Wednesday, August 23, 2006

What Do they Teach in Long Island?

Papers, reports, book reviews and letters cross my desk each day, and occasionally I come across absolute gems, such as James Buchan’s, Adam Smith and the Pursuit of Perfect Liberty (Profile Books, 2005), near absolute gems, Eric Beinhocker’s, The Origin of Wealth (Harvard 2006). I also come across many duds, but few as bad as a very long article by Professor Mahfuz R. Chowdhury, who apparently teaches economics at C.W. Post Campus of Long Island University, USA, (“Economics Has and Will Shape the World”). I quote a small sample of what he writes in it:

Economics has been defined in a number of different ways. All definitions however lead to its central theme that it is an art of accumulating material wealth. The main objective is how to achieve a comfortable life. As such, the idea of economics is nothing new to people. Although Adam Smith, who published “The Wealth of Nations” in 1776, is regarded as the father of modern economics, its subject matter is as old as the human race itself. It was not by any choice that people started to practice economics; their very survival practically forced them to engage in economic activities. The main difference between ancient and modern economics is that people have learned to practice economics in a more scientific and organized manner.
The fundamental idea of economics is that economic resources are limited, but human wants are unlimited. So, to get the greatest fulfillment of their wants people need to utilize their limited resources in the most efficient and economic way. Also, people need to choose what satisfies them most since they cannot get everything they want.

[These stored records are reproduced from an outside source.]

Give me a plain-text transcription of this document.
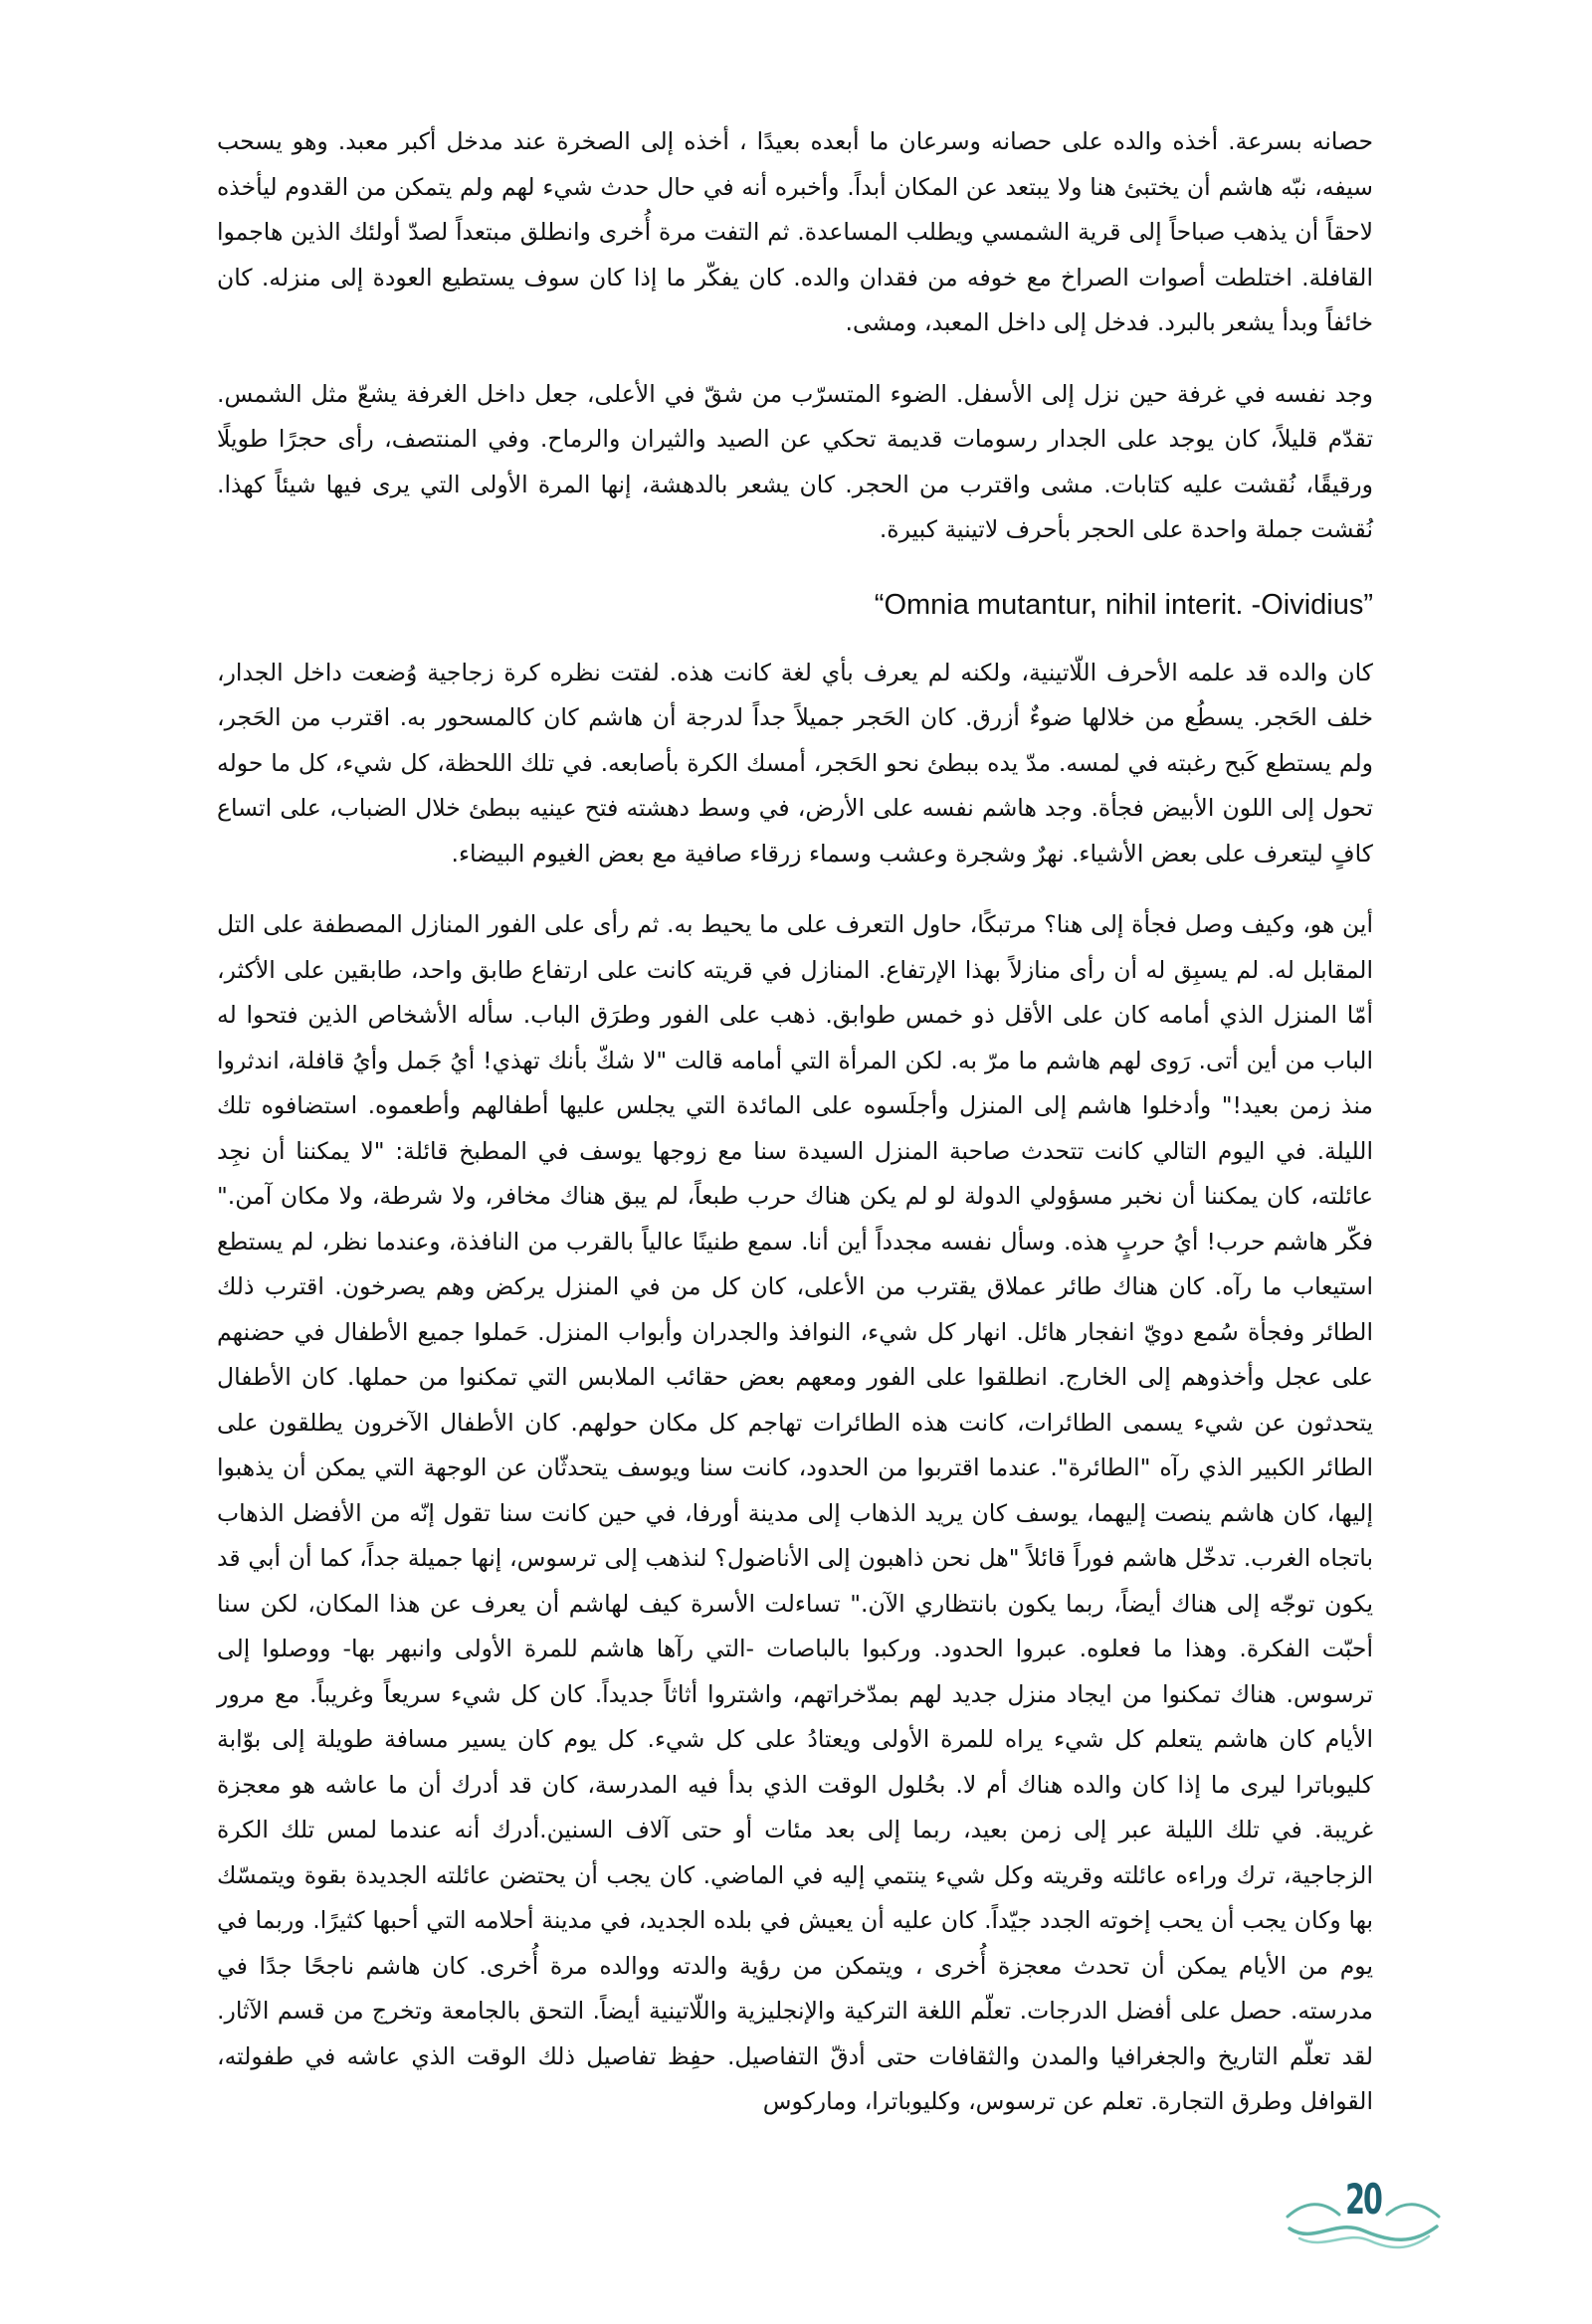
حصانه بسرعة. أخذه والده على حصانه وسرعان ما أبعده بعيدًا ، أخذه إلى الصخرة عند مدخل أكبر معبد. وهو يسحب سيفه، نبّه هاشم أن يختبئ هنا ولا يبتعد عن المكان أبداً. وأخبره أنه في حال حدث شيء لهم ولم يتمكن من القدوم ليأخذه لاحقاً أن يذهب صباحاً إلى قرية الشمسي ويطلب المساعدة. ثم التفت مرة أُخرى وانطلق مبتعداً لصدّ أولئك الذين هاجموا القافلة. اختلطت أصوات الصراخ مع خوفه من فقدان والده. كان يفكّر ما إذا كان سوف يستطيع العودة إلى منزله. كان خائفاً وبدأ يشعر بالبرد. فدخل إلى داخل المعبد، ومشى.

وجد نفسه في غرفة حين نزل إلى الأسفل. الضوء المتسرّب من شقّ في الأعلى، جعل داخل الغرفة يشعّ مثل الشمس. تقدّم قليلاً، كان يوجد على الجدار رسومات قديمة تحكي عن الصيد والثيران والرماح. وفي المنتصف، رأى حجرًا طويلًا ورقيقًا، نُقشت عليه كتابات. مشى واقترب من الحجر. كان يشعر بالدهشة، إنها المرة الأولى التي يرى فيها شيئاً كهذا. نُقشت جملة واحدة على الحجر بأحرف لاتينية كبيرة.

“Omnia mutantur, nihil interit. -Oividius”

كان والده قد علمه الأحرف اللّاتينية، ولكنه لم يعرف بأي لغة كانت هذه. لفتت نظره كرة زجاجية وُضعت داخل الجدار، خلف الحَجر. يسطُع من خلالها ضوءٌ أزرق. كان الحَجر جميلاً جداً لدرجة أن هاشم كان كالمسحور به. اقترب من الحَجر، ولم يستطع كَبح رغبته في لمسه. مدّ يده ببطئ نحو الحَجر، أمسك الكرة بأصابعه. في تلك اللحظة، كل شيء، كل ما حوله تحول إلى اللون الأبيض فجأة. وجد هاشم نفسه على الأرض، في وسط دهشته فتح عينيه ببطئ خلال الضباب، على اتساع كافٍ ليتعرف على بعض الأشياء. نهرٌ وشجرة وعشب وسماء زرقاء صافية مع بعض الغيوم البيضاء.

أين هو، وكيف وصل فجأة إلى هنا؟ مرتبكًا، حاول التعرف على ما يحيط به. ثم رأى على الفور المنازل المصطفة على التل المقابل له. لم يسبِق له أن رأى منازلاً بهذا الإرتفاع. المنازل في قريته كانت على ارتفاع طابق واحد، طابقين على الأكثر، أمّا المنزل الذي أمامه كان على الأقل ذو خمس طوابق. ذهب على الفور وطرَق الباب. سأله الأشخاص الذين فتحوا له الباب من أين أتى. رَوى لهم هاشم ما مرّ به. لكن المرأة التي أمامه قالت "لا شكّ بأنك تهذي! أيُ جَمل وأيُ قافلة، اندثروا منذ زمن بعيد!" وأدخلوا هاشم إلى المنزل وأجلَسوه على المائدة التي يجلس عليها أطفالهم وأطعموه. استضافوه تلك الليلة. في اليوم التالي كانت تتحدث صاحبة المنزل السيدة سنا مع زوجها يوسف في المطبخ قائلة: "لا يمكننا أن نجِد عائلته، كان يمكننا أن نخبر مسؤولي الدولة لو لم يكن هناك حرب طبعاً، لم يبق هناك مخافر، ولا شرطة، ولا مكان آمن." فكّر هاشم حرب! أيُ حربٍ هذه. وسأل نفسه مجدداً أين أنا. سمع طنينًا عالياً بالقرب من النافذة، وعندما نظر، لم يستطع استيعاب ما رآه. كان هناك طائر عملاق يقترب من الأعلى، كان كل من في المنزل يركض وهم يصرخون. اقترب ذلك الطائر وفجأة سُمع دويّ انفجار هائل. انهار كل شيء، النوافذ والجدران وأبواب المنزل. حَملوا جميع الأطفال في حضنهم على عجل وأخذوهم إلى الخارج. انطلقوا على الفور ومعهم بعض حقائب الملابس التي تمكنوا من حملها. كان الأطفال يتحدثون عن شيء يسمى الطائرات، كانت هذه الطائرات تهاجم كل مكان حولهم. كان الأطفال الآخرون يطلقون على الطائر الكبير الذي رآه "الطائرة". عندما اقتربوا من الحدود، كانت سنا ويوسف يتحدثّان عن الوجهة التي يمكن أن يذهبوا إليها، كان هاشم ينصت إليهما، يوسف كان يريد الذهاب إلى مدينة أورفا، في حين كانت سنا تقول إنّه من الأفضل الذهاب باتجاه الغرب. تدخّل هاشم فوراً قائلاً "هل نحن ذاهبون إلى الأناضول؟ لنذهب إلى ترسوس، إنها جميلة جداً، كما أن أبي قد يكون توجّه إلى هناك أيضاً، ربما يكون بانتظاري الآن." تساءلت الأسرة كيف لهاشم أن يعرف عن هذا المكان، لكن سنا أحبّت الفكرة. وهذا ما فعلوه. عبروا الحدود. وركبوا بالباصات -التي رآها هاشم للمرة الأولى وانبهر بها- ووصلوا إلى ترسوس. هناك تمكنوا من ايجاد منزل جديد لهم بمدّخراتهم، واشتروا أثاثاً جديداً. كان كل شيء سريعاً وغريباً. مع مرور الأيام كان هاشم يتعلم كل شيء يراه للمرة الأولى ويعتادُ على كل شيء. كل يوم كان يسير مسافة طويلة إلى بوّابة كليوباترا ليرى ما إذا كان والده هناك أم لا. بحُلول الوقت الذي بدأ فيه المدرسة، كان قد أدرك أن ما عاشه هو معجزة غريبة. في تلك الليلة عبر إلى زمن بعيد، ربما إلى بعد مئات أو حتى آلاف السنين.أدرك أنه عندما لمس تلك الكرة الزجاجية، ترك وراءه عائلته وقريته وكل شيء ينتمي إليه في الماضي. كان يجب أن يحتضن عائلته الجديدة بقوة ويتمسّك بها وكان يجب أن يحب إخوته الجدد جيّداً. كان عليه أن يعيش في بلده الجديد، في مدينة أحلامه التي أحبها كثيرًا. وربما في يوم من الأيام يمكن أن تحدث معجزة أُخرى ، ويتمكن من رؤية والدته ووالده مرة أُخرى. كان هاشم ناجحًا جدًا في مدرسته. حصل على أفضل الدرجات. تعلّم اللغة التركية والإنجليزية واللّاتينية أيضاً. التحق بالجامعة وتخرج من قسم الآثار. لقد تعلّم التاريخ والجغرافيا والمدن والثقافات حتى أدقّ التفاصيل. حفِظ تفاصيل ذلك الوقت الذي عاشه في طفولته، القوافل وطرق التجارة. تعلم عن ترسوس، وكليوباترا، وماركوس

20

This concept of economics was as true when people lived in caves as it is today. People have come a long way from the time of cave dwelling, and have made tremendous progress in raising their living standards. Unquestionably, people are now better fed, better clothed, and better informed. They can enjoy life more, and live longer. In other words, there has been tremendous economic progress over time. More importantly, along with the many technological innovations this progress is continuously changing for the better. But alas, while human society is making such achievements, not everybody in society is getting the opportunity to share the benefits equally. The opportunity gap among people is staggering - some live in great luxury, while others find it hard to even feed themselves properly.”

(Published in 'Peace Journalism')

Comment
For a tendentious analysis of society you have to read the rest of this article in ‘Peace Journalism’, but as an example of economic illiteracy you could not beat it.

Economic activity is not an ‘Art’ (whatever that means); it is a networked series of actions. It is not a ‘fundamental idea that economic resources are limited’ – resources are scarce at any one moment and their opportunity costs, in all the things people could do with what is available is limited by knowledge, technology, access, and time, but what is ‘limited’ is not some absolute quantity; it depends on the time period and, crucially on the extent of the division of labour. Neither are human wants ‘unlimited’ in the sense that every human throughout all history conceived of wanting everything, including that which they knew nothing about, and were deprived of what they wanted. The cave people, the author talks about, did not ‘want’ colour tv sets, etc., (the very poor in American, colour tvs are a 'necessity').

The author notes the extent of economic progress but then laments: “Alas, human society is making such achievements, not everybody in society is getting the opportunity to share the benefits equally.” Within that ‘Alas’, lies utter confusion (what is he teaching his class in Long Island University?). In which society, ever, have its members shared everything ‘equally’? The closest people got to ‘equality’ was in societies that shared the ‘abject relative poverty’ of the ‘gatherer-scavenger’ societies in the last million years of the Hominids and the early millennia of the human race; it got slightly better as they learned to cooperate in hunting.

Adam Smith, writing of the North American ‘Indians’ that were found when Europeans arrived near Long Island, drew attention to the fact that the living standards of the meanest common labourer in 18th century Scotland were much greater in material wealth than the ‘princes’ who led tribes of a ‘thousand’ people in America. Indeed, and this is significant, the Scottish common labourer enjoyed living standards closer to the ‘princes’ who ruled his life in 18th century Scotland than the North American Indian did to him. The cause of this wider disparity between the unequal societies of Europe and the unequal societies of the ‘Age of the Hunters’ was the division of labour. It had nothing to do with racism. John Locke opined the view that ‘in the beginning all the world was America’ (Two Treatises on Civil Government), including Western Europe, Asia, and Africa. Our predecessor were all 'savages' 30,000 plus years ago.

And today, Professor Mahfuz R. Chowdhury might care to note that in the country he lives in, the USA, the gap between the rich and poor in America is incomparably smaller than the gap between the rich and poor of India, China and Africa, for exactly the same reason: the vastly more complex market economies in the former compared to the latter.

The remedy, the only remedy, to poverty, relative and absolute, in the case of the developing countries (probably relative only now in the developed economies, except perhaps for recent immigrants) is the creation of wealth, which Smith defined as the annual produce of exchangeable value. No economic system ever has found another route. Capitalism, like democracy, is not the ‘best system’; it is the least worst of all the alternative economic systems that occupy and have ever occupied, the design space.